Estamos vivendo o início da explosão – o “ground zero” – de uma coisa que tem data marcada para entrar na vida de todas as pessoas no planeta. Algo tão comum quanto o celular aí em cima da sua mesa ou o computador que está servindo pra você ler essa matéria, e provavelmente já deve estar na cara o que é: realidade virtual.

Não me entendam mal pelo título, não sou nenhum alucinado conspiratório achando que o governo é controlado por aliens ou que o nível de água da Cantareira nunca abaixou; nunca fui muito chegado em pseudo ciência e creio que agora menos ainda. Entretanto, a base da discussão é algo que vai chegar ao mercado muito em breve, tornando sua vida, atividades pessoais e, claro, jogar muito mais interessante, pontuamos assim.

[quote align=’left’]3 motivos para acreditar no sucesso da realidade virtual[/quote]

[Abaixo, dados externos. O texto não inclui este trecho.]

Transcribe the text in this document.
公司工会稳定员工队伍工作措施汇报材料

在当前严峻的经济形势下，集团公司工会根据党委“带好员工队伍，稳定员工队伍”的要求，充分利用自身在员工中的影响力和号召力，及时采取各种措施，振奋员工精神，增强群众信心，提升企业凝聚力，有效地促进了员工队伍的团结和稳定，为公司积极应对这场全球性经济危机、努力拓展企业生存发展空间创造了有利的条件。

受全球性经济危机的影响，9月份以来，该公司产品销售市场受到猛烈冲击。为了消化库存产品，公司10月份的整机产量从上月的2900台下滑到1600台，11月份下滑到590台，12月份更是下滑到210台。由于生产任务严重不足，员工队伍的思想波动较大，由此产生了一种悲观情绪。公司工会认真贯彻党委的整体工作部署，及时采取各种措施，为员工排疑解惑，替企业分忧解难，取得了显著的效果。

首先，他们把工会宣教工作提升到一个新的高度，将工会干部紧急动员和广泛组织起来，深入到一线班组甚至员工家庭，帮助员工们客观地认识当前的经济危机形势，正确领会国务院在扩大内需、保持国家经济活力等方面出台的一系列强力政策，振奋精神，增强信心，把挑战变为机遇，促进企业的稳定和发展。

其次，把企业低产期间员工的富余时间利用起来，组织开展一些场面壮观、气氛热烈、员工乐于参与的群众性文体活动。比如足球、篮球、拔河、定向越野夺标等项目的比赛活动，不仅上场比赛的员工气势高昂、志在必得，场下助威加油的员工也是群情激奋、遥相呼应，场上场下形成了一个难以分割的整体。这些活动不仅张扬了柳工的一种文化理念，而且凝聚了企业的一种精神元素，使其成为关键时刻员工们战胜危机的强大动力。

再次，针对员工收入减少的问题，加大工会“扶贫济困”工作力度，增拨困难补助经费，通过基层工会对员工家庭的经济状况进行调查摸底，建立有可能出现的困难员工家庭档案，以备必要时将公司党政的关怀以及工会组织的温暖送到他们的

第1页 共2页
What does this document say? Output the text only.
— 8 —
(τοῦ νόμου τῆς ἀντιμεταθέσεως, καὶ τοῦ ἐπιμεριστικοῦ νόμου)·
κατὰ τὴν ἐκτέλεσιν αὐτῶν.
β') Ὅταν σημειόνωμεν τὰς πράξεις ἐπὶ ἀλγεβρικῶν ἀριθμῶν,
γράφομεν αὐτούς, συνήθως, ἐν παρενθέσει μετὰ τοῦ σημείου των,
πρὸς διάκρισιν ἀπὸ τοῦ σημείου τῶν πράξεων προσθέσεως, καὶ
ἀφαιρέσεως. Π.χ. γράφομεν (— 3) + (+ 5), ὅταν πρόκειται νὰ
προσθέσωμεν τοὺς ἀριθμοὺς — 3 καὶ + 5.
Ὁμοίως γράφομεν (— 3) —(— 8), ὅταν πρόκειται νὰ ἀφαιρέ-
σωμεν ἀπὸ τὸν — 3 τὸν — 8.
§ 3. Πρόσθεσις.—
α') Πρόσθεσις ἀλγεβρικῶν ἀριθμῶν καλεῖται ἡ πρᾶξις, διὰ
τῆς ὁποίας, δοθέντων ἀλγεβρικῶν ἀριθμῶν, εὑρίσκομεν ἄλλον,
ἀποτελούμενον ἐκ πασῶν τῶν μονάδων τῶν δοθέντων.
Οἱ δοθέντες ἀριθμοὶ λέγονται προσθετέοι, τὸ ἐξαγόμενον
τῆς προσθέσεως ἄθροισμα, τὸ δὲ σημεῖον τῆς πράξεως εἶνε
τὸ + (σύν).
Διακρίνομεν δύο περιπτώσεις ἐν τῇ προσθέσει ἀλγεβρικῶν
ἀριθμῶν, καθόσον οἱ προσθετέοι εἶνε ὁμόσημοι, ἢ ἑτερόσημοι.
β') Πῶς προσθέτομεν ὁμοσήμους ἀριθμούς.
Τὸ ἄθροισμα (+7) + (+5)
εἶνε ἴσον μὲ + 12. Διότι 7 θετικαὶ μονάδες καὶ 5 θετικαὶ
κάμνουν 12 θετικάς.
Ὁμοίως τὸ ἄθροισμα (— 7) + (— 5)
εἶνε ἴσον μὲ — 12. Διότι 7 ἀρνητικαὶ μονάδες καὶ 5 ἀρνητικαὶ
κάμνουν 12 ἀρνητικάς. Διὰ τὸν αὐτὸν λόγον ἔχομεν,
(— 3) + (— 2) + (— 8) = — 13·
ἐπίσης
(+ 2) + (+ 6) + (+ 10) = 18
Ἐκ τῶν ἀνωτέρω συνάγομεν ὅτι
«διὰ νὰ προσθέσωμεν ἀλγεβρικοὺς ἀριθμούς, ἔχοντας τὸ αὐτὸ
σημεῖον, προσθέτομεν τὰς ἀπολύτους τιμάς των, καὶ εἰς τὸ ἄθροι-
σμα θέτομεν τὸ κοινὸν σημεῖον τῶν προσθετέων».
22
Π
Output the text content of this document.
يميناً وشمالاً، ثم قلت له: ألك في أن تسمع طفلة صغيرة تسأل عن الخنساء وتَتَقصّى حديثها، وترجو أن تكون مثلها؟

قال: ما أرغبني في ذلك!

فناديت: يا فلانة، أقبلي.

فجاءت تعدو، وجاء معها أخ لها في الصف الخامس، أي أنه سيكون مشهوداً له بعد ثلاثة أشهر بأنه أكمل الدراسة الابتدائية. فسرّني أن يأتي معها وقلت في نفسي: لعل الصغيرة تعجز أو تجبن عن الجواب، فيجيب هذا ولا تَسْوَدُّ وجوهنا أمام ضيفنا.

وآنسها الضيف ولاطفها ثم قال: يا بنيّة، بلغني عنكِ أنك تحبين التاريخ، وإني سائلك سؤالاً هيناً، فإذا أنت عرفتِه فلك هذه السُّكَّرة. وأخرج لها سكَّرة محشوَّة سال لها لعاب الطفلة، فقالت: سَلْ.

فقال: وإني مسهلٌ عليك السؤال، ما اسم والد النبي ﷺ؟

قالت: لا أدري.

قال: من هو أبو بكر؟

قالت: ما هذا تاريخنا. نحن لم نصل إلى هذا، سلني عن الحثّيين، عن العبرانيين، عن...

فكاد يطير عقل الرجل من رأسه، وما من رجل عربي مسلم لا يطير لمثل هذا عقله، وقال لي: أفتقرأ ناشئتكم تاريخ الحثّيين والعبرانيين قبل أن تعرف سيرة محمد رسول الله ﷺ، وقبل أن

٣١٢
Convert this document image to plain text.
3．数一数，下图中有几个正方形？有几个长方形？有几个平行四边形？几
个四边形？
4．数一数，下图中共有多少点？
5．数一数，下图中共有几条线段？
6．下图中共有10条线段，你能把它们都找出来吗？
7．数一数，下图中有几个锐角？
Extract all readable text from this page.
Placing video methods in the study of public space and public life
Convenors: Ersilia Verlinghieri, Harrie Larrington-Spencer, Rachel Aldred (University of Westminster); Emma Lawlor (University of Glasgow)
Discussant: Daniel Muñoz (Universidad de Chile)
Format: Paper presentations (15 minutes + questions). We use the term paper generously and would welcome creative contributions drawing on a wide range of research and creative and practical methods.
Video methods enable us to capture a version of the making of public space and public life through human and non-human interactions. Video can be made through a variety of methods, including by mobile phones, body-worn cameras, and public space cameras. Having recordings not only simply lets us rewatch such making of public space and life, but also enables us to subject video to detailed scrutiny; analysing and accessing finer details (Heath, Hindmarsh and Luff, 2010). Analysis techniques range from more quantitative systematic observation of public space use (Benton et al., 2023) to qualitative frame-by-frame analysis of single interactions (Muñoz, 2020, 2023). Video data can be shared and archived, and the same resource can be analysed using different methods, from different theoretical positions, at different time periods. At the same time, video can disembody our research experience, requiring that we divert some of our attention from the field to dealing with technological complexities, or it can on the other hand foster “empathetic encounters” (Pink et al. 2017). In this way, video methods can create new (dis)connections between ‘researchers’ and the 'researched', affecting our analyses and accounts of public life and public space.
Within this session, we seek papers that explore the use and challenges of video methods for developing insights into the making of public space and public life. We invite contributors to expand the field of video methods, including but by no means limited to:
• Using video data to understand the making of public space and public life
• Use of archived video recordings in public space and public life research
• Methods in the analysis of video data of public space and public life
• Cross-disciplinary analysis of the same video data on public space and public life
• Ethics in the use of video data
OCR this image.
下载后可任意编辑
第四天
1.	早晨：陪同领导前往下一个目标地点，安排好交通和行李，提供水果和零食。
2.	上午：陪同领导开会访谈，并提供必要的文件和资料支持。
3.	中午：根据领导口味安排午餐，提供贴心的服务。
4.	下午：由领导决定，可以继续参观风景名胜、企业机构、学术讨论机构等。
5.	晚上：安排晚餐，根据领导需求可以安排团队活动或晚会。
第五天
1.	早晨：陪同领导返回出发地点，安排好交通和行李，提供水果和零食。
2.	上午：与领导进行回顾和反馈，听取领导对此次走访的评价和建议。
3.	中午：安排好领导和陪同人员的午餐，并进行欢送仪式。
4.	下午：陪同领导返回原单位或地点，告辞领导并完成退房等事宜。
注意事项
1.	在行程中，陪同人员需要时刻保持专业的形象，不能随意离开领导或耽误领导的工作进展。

Também não acho que o mundo vai ser tomado pelas máquinas e que vão usar os humanos como pilha para um hipercomputador de simulação virtual como acontece no filme dos irmãos Wachowski, mas o que me preocupa é como que realmente vamos lidar com ambientes cada vez menos humanos, cada vez mais contato com coisas literalmente não-reais. Não vai ser só um ou dois que irão falar que “nada vai acontecer”, ou “vai continuar sempre na mesma”. Mas… Será mesmo?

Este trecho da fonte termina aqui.